Despite the loss, Yee said he is "certain that this eight-year legislative and legal battle has raised the consciousness of this issue for many parents and grandparents, and has forced the video game industry to do a better job at appropriately rating these games."
I'm certain that taxpayer money you spent fighting this eight-year legislative and legal battle couldn't have gone to any worthier cause.
I think these deserve two Rainbow Dashes.

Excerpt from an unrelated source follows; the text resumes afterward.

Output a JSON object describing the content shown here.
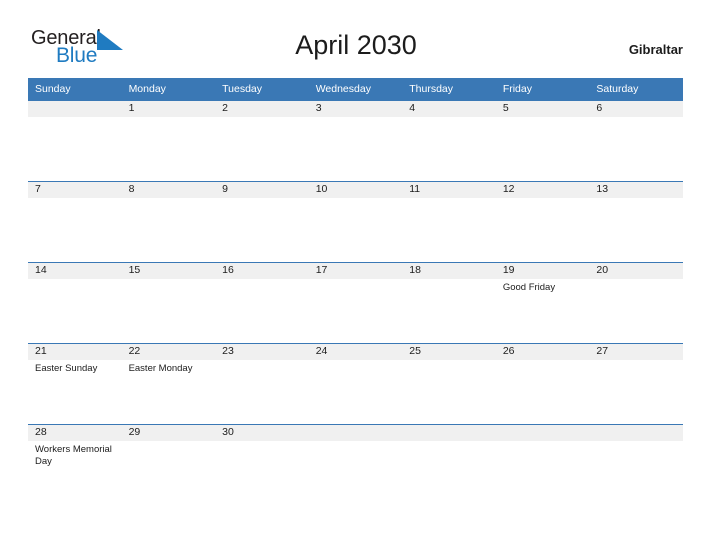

http://www.kaytastrophe.com/vb/attachment.php?attachmentid=16762&d=1306811364
http://img199.imageshack.us/img199/2689/130670029166.jpg
The Winslow
06-28-2011, 05:52 AM
I would love to have those people who want to put the interests of children over those of corporations to move their scrutinizing eyes away from game developers and onto advertisers, traders and bankers, oil and gas companies, the chemical industry, the military industrial complex, and so on.
Harry
06-28-2011, 09:20 AM
Wouldn't it be easier to pass a law that would cause any parent who knowingly allows their child to play violent and/or prurient games that the parent disapproves of to be arrested and jailed? That would give ALL the responsibility to the parents. You don't even have to worry about "community standards".
Wait a second...
“When an industry trade group files a federal lawsuit to defend a child’s constitutional rights, the alarm bells should be deafening. It is hard to imagine a more cynical proposition. Sadly, today’s ruling proves the United States Supreme Court heard the video game industry loud and clear, but turned a deaf ear to concerned parents. The Court has provided children with a Constitutionally-protected end-run on parental authority,” said PTC President Tim Winter.
I misread the ruling. Apparently the Supreme Court is REQUIRING parents to buy these games for their kids and forcing the kids to play them.